Solo dos semanas nos separan de unas elecciones que debieron ser el inicio de un cambio sustantivo con miras al bicentenario, pero todo indica que será de todo, menos de celebración. Las encuestas publicadas por el IEP y CPI, pese a sus diferencias, muestran información que vale la pena subrayar, en un momento en que lo único seguro es que nada lo es hasta el día de la elección.
La dispersión en la intención de voto no tiene precedente en la historia republicana. Solo a modo de ejemplo, en lo que va del siglo, los dos más votados que pasaban a la segunda vuelta sumaban más de la mitad de los votos válidos. En esta oportunidad, para llegar a esa cifra se tiene que sumar ocho candidatos, número que quizá disminuirá, pero solo un poco.
Los dos que pasen a la segunda vuelta (Lescano, López Aliaga, Mendoza y Forsyth, con más posibilidades) lo harán con porcentajes bajos, lo cual hace de este evento no una continuidad, sino un nuevo partido para la conquista de un amplísimo pastel de votos, por lo que es un escenario de pronóstico reservado. De esta manera, un presidente en estas condiciones requiere más de lo que están mostrando los candidatos hasta ahora. Mayor liderazgo, conectar con las necesidades y deseos de la gente, ampliar equipos de trabajo. Con mayor razón aún, cuando no hay un solo candidato que cuente con un partido que sea su soporte principal para gobernar. Esto se ha convertido casi en una verdad, desde el triunfo de Fujimori, en 1990.

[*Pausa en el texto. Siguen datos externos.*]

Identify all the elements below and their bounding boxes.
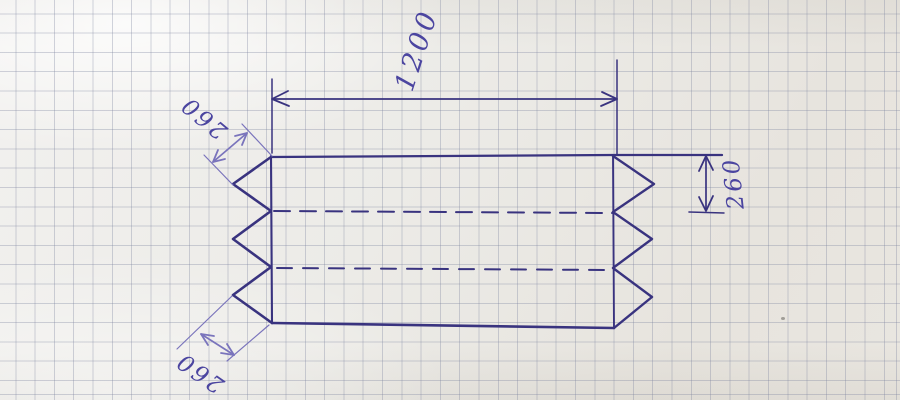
dimension-1200 [272,60,617,154]
dim-260-right-bottom-extension-line [689,212,724,213]
dim-260-bl-lower-arrowhead-icon [221,344,234,355]
dim-260-bl-line [201,334,234,355]
photographed-sketch: 1200 260 260 260 [0,0,900,400]
fold-line-upper-dashed [274,211,612,213]
dim-260-tl-extension-line-1 [242,124,272,156]
fold-line-lower-dashed [277,268,612,270]
dim-260-bl-upper-arrowhead-icon [201,334,214,345]
strip-outline [233,155,722,328]
left-zigzag-edge [233,157,272,323]
strip-top-edge [271,155,722,157]
right-zigzag-edge [613,156,654,328]
paper-speck [781,317,785,320]
strip-bottom-edge [272,323,614,328]
technical-drawing-svg [0,0,900,400]
dim-260-tl-extension-line-2 [204,155,233,185]
dimension-label-260-right: 260 [718,155,749,210]
strip-right-edge [613,155,614,328]
strip-left-edge [271,156,272,323]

El segundo tema, insistimos desde hace un tiempo en esta columna, es la composición del Parlamento. Aquí la dispersión se convierte en un fraccionamiento partidario más preocupante que ni el umbral de representación o valla electoral lo está evitando. Alrededor de ocho partidos ingresarían al Parlamento, la gran mayoría presentes en el Congreso actual. No hay gran recambio partidario. Lo nuevo será la composición de sus miembros. Pero, salvo escasas excepciones, debido a la no reelección y al pernicioso voto preferencial, los nuevos congresistas carecen de experiencia política y establecen débiles relaciones con los partidos por los que postulan. Ni siquiera se conocen entre ellos y desconocen muchos la propia función parlamentaria. La consecuencia es campañas de candidatos que ofrecen como si postularan a la presidencia. Es pues una caja de sorpresas, que en los últimos años ha sido de las malas.

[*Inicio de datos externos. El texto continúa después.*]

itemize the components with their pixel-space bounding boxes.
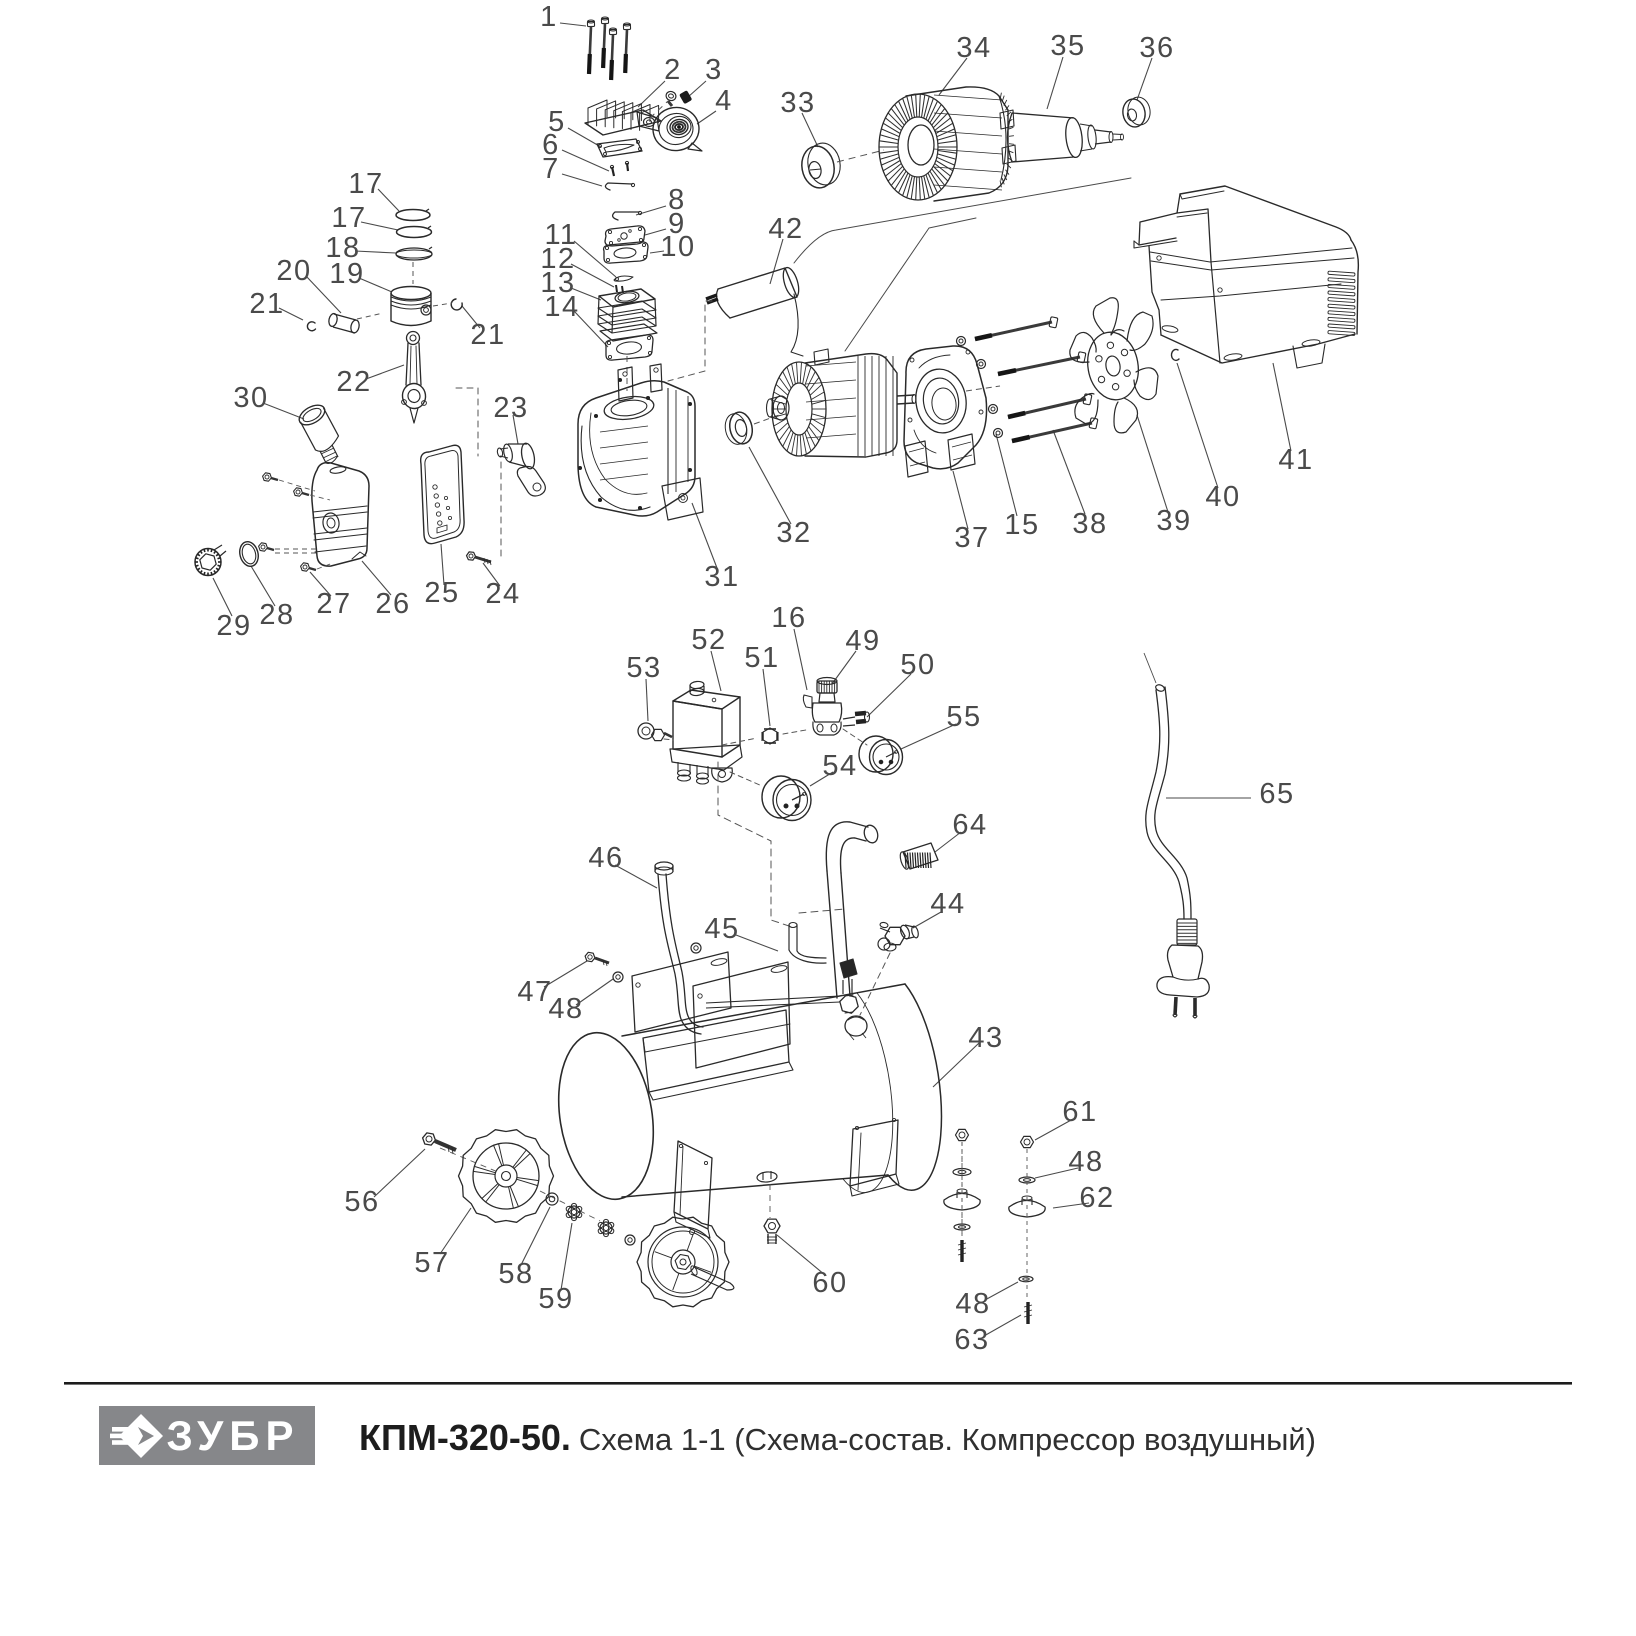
svg-text:15: 15 — [1004, 509, 1039, 541]
svg-text:65: 65 — [1259, 778, 1294, 810]
svg-text:48: 48 — [1068, 1146, 1103, 1178]
svg-text:23: 23 — [493, 392, 528, 424]
svg-text:33: 33 — [780, 87, 815, 119]
svg-text:63: 63 — [954, 1324, 989, 1356]
svg-text:48: 48 — [548, 993, 583, 1025]
svg-text:48: 48 — [955, 1288, 990, 1320]
svg-text:34: 34 — [956, 32, 991, 64]
svg-text:30: 30 — [233, 382, 268, 414]
svg-text:53: 53 — [626, 652, 661, 684]
svg-text:54: 54 — [822, 750, 857, 782]
svg-text:47: 47 — [517, 976, 552, 1008]
svg-text:49: 49 — [845, 625, 880, 657]
svg-text:43: 43 — [968, 1022, 1003, 1054]
svg-text:39: 39 — [1156, 505, 1191, 537]
svg-text:45: 45 — [704, 913, 739, 945]
svg-text:22: 22 — [336, 366, 371, 398]
svg-text:14: 14 — [544, 291, 579, 323]
svg-text:35: 35 — [1050, 30, 1085, 62]
svg-text:52: 52 — [691, 624, 726, 656]
svg-text:60: 60 — [812, 1267, 847, 1299]
svg-text:20: 20 — [276, 255, 311, 287]
svg-text:29: 29 — [216, 610, 251, 642]
svg-text:46: 46 — [588, 842, 623, 874]
svg-text:50: 50 — [900, 649, 935, 681]
svg-text:61: 61 — [1062, 1096, 1097, 1128]
svg-text:57: 57 — [414, 1247, 449, 1279]
svg-text:21: 21 — [470, 319, 505, 351]
svg-text:19: 19 — [329, 258, 364, 290]
svg-text:51: 51 — [744, 642, 779, 674]
svg-text:59: 59 — [538, 1283, 573, 1315]
svg-text:31: 31 — [704, 561, 739, 593]
svg-text:24: 24 — [485, 578, 520, 610]
svg-text:42: 42 — [768, 213, 803, 245]
svg-text:27: 27 — [316, 588, 351, 620]
svg-text:38: 38 — [1072, 508, 1107, 540]
svg-text:10: 10 — [660, 231, 695, 263]
svg-text:36: 36 — [1139, 32, 1174, 64]
svg-text:55: 55 — [946, 701, 981, 733]
svg-text:64: 64 — [952, 809, 987, 841]
svg-text:56: 56 — [344, 1186, 379, 1218]
svg-text:26: 26 — [375, 588, 410, 620]
svg-text:2: 2 — [664, 54, 682, 86]
svg-text:1: 1 — [540, 1, 558, 33]
svg-text:21: 21 — [249, 288, 284, 320]
svg-text:3: 3 — [705, 54, 723, 86]
svg-text:17: 17 — [331, 202, 366, 234]
svg-text:17: 17 — [348, 168, 383, 200]
svg-text:32: 32 — [776, 517, 811, 549]
svg-text:16: 16 — [771, 602, 806, 634]
svg-text:37: 37 — [954, 522, 989, 554]
svg-text:ЗУБР: ЗУБР — [166, 1412, 299, 1459]
svg-text:28: 28 — [259, 599, 294, 631]
svg-text:4: 4 — [715, 85, 733, 117]
svg-text:25: 25 — [424, 577, 459, 609]
svg-text:62: 62 — [1079, 1182, 1114, 1214]
svg-text:41: 41 — [1278, 444, 1313, 476]
svg-text:40: 40 — [1205, 481, 1240, 513]
svg-text:58: 58 — [498, 1258, 533, 1290]
svg-text:7: 7 — [542, 153, 560, 185]
svg-text:КПМ-320-50.Схема 1-1 (Схема-со: КПМ-320-50.Схема 1-1 (Схема-состав. Комп… — [359, 1417, 1316, 1458]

Fraccionamiento y falta de cohesión partidaria abren el camino a la falta de disciplina, deserción y transfuguismo. Desde el 2001, el número de bancadas se incrementó en casi la mitad. Esto resulta importante para dos problemas latentes que se interrelacionan, inestabilidad y populismo, que llevan a la ingobernabilidad. Repetir el último quinquenio no es solo malo, sino pondría en peligro la democracia misma, ahora que se están mostrando rostros extremos del abanico político, con cierta receptividad.

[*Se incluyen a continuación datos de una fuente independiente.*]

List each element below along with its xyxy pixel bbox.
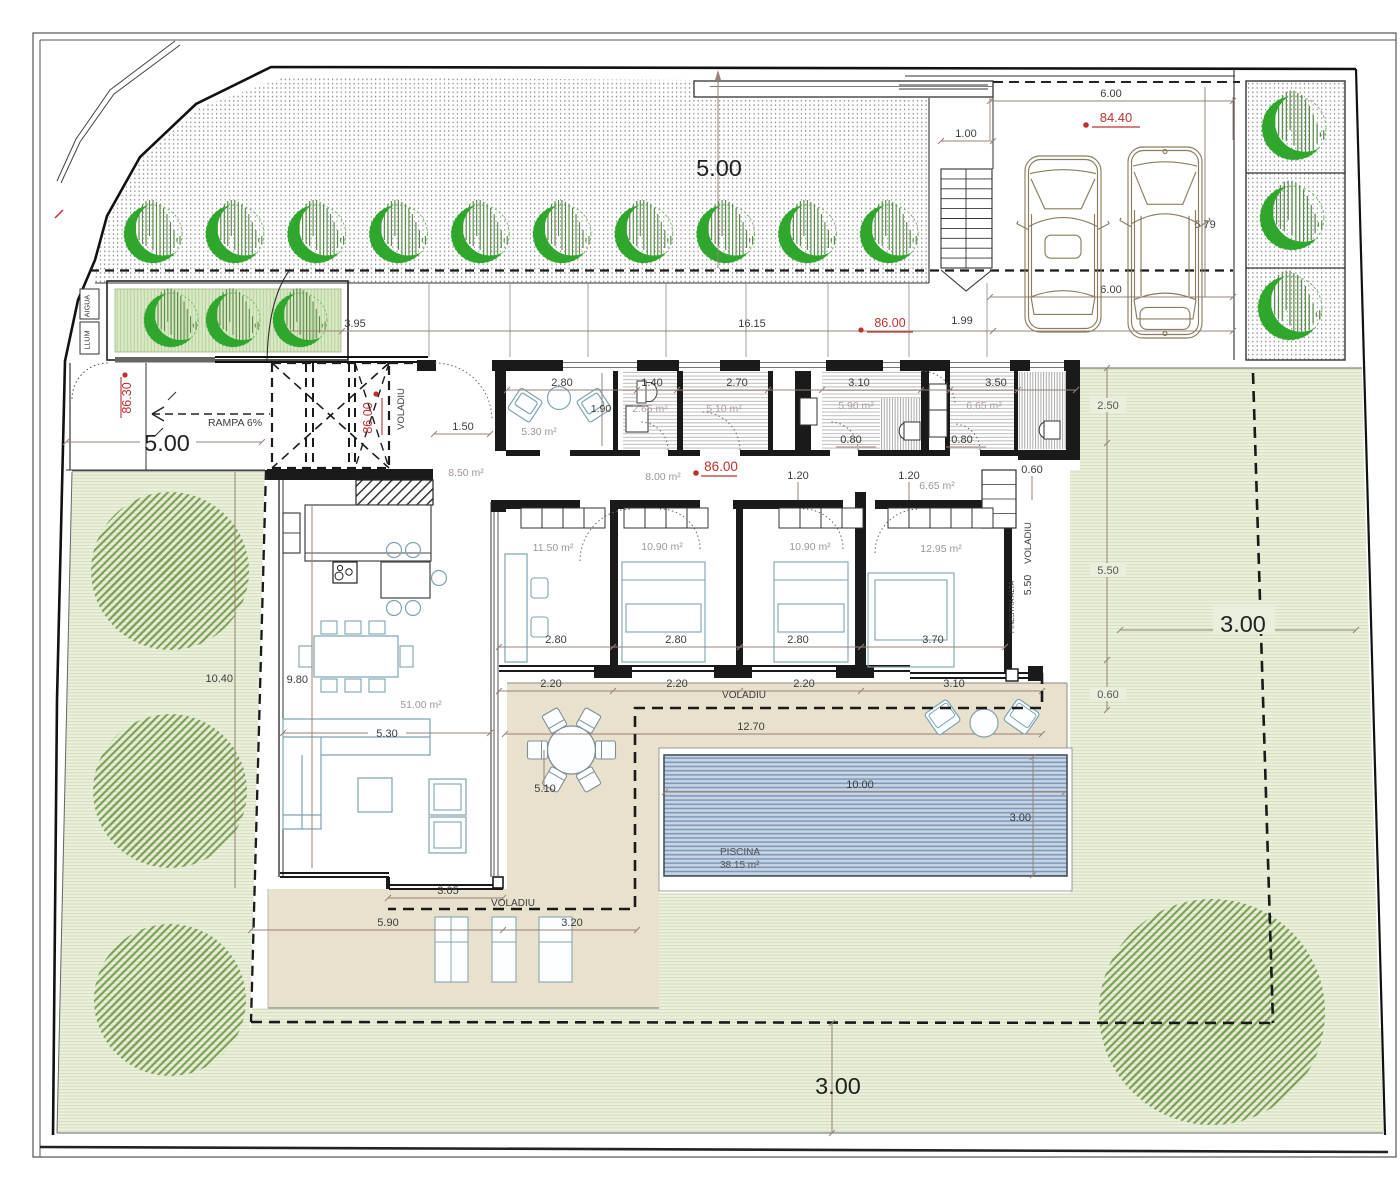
svg-text:1.50: 1.50 bbox=[452, 421, 473, 433]
svg-text:2.65 m²: 2.65 m² bbox=[632, 403, 668, 415]
svg-text:12.95 m²: 12.95 m² bbox=[920, 543, 962, 555]
svg-text:5.00: 5.00 bbox=[144, 430, 190, 456]
svg-text:3.95: 3.95 bbox=[344, 318, 365, 330]
svg-text:5.50: 5.50 bbox=[1097, 565, 1118, 577]
svg-text:10.90 m²: 10.90 m² bbox=[789, 541, 831, 553]
svg-text:3.10: 3.10 bbox=[943, 678, 964, 690]
svg-text:2.20: 2.20 bbox=[540, 678, 561, 690]
svg-text:6.65 m²: 6.65 m² bbox=[919, 480, 955, 492]
svg-text:3.70: 3.70 bbox=[922, 634, 943, 646]
svg-text:0.80: 0.80 bbox=[840, 434, 861, 446]
svg-text:1.90: 1.90 bbox=[591, 403, 612, 415]
svg-text:10.90 m²: 10.90 m² bbox=[641, 541, 683, 553]
svg-text:2.80: 2.80 bbox=[551, 377, 572, 389]
svg-text:84.40: 84.40 bbox=[1100, 110, 1133, 125]
svg-text:3.20: 3.20 bbox=[561, 917, 582, 929]
svg-text:0.60: 0.60 bbox=[1097, 689, 1118, 701]
svg-text:1.00: 1.00 bbox=[955, 128, 976, 140]
svg-text:2.80: 2.80 bbox=[787, 634, 808, 646]
svg-text:16.15: 16.15 bbox=[738, 318, 766, 330]
svg-text:5.30: 5.30 bbox=[376, 728, 397, 740]
svg-text:9.80: 9.80 bbox=[287, 674, 308, 686]
svg-text:2.80: 2.80 bbox=[665, 634, 686, 646]
svg-text:AIGUA: AIGUA bbox=[83, 295, 92, 318]
svg-text:LLUM: LLUM bbox=[83, 330, 92, 349]
svg-text:6.00: 6.00 bbox=[1100, 88, 1121, 100]
svg-text:3.50: 3.50 bbox=[985, 377, 1006, 389]
svg-text:6.79: 6.79 bbox=[1194, 219, 1215, 231]
svg-text:11.50 m²: 11.50 m² bbox=[533, 542, 574, 554]
svg-text:1.40: 1.40 bbox=[641, 377, 662, 389]
svg-text:VOLADIU: VOLADIU bbox=[491, 898, 535, 909]
svg-text:12.70: 12.70 bbox=[737, 721, 765, 733]
svg-text:1.20: 1.20 bbox=[787, 470, 808, 482]
svg-text:3.00: 3.00 bbox=[1010, 812, 1031, 824]
svg-text:2.20: 2.20 bbox=[666, 678, 687, 690]
svg-text:3.05: 3.05 bbox=[437, 885, 458, 897]
svg-text:1.99: 1.99 bbox=[951, 315, 972, 327]
svg-text:86.00: 86.00 bbox=[361, 402, 375, 433]
svg-text:RAMPA 6%: RAMPA 6% bbox=[208, 417, 262, 429]
svg-text:10.40: 10.40 bbox=[205, 673, 233, 685]
svg-text:VOLADIU: VOLADIU bbox=[722, 690, 766, 701]
svg-text:51.00 m²: 51.00 m² bbox=[400, 699, 442, 711]
svg-text:2.50: 2.50 bbox=[1097, 400, 1118, 412]
svg-text:10.00: 10.00 bbox=[846, 779, 874, 791]
svg-text:2.80: 2.80 bbox=[545, 634, 566, 646]
svg-text:86.00: 86.00 bbox=[704, 459, 738, 474]
svg-text:8.00 m²: 8.00 m² bbox=[645, 471, 681, 483]
svg-text:5.90 m²: 5.90 m² bbox=[838, 400, 874, 412]
svg-text:3.00: 3.00 bbox=[815, 1073, 861, 1099]
svg-text:3.10: 3.10 bbox=[848, 377, 869, 389]
svg-text:6.65 m²: 6.65 m² bbox=[966, 400, 1002, 412]
svg-text:3.00: 3.00 bbox=[1220, 611, 1266, 637]
svg-text:2.20: 2.20 bbox=[793, 678, 814, 690]
svg-text:5.00: 5.00 bbox=[696, 155, 742, 181]
svg-text:VOLADIU: VOLADIU bbox=[1023, 522, 1034, 564]
svg-text:8.50 m²: 8.50 m² bbox=[448, 467, 484, 479]
svg-text:2.70: 2.70 bbox=[726, 377, 747, 389]
svg-text:0.80: 0.80 bbox=[951, 434, 972, 446]
svg-text:FINESTRA ALTA: FINESTRA ALTA bbox=[1009, 581, 1016, 634]
svg-text:86.00: 86.00 bbox=[874, 316, 905, 330]
svg-text:0.60: 0.60 bbox=[1021, 464, 1042, 476]
svg-text:5.90: 5.90 bbox=[377, 917, 398, 929]
svg-text:5.30 m²: 5.30 m² bbox=[521, 426, 557, 438]
svg-text:VOLADIU: VOLADIU bbox=[396, 388, 407, 430]
svg-text:38.15 m²: 38.15 m² bbox=[720, 860, 760, 871]
svg-text:PISCINA: PISCINA bbox=[720, 847, 760, 858]
svg-text:5.10: 5.10 bbox=[534, 783, 555, 795]
svg-text:86.30: 86.30 bbox=[120, 382, 134, 413]
svg-text:5.50: 5.50 bbox=[1022, 575, 1034, 596]
svg-text:6.00: 6.00 bbox=[1100, 284, 1121, 296]
svg-text:1.20: 1.20 bbox=[898, 470, 919, 482]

Bajo este escenario, los debates pueden ser un punto de apoyo para mostrar la capacidad de los candidatos, no solo de propuestas, que son las que más se olvidan en estos eventos, sino observar lo que transmiten en situaciones difíciles, así como la capacidad de emitir mensajes que pueden llegar a las fibras sensibles del elector. Finalmente, la política es comunicación.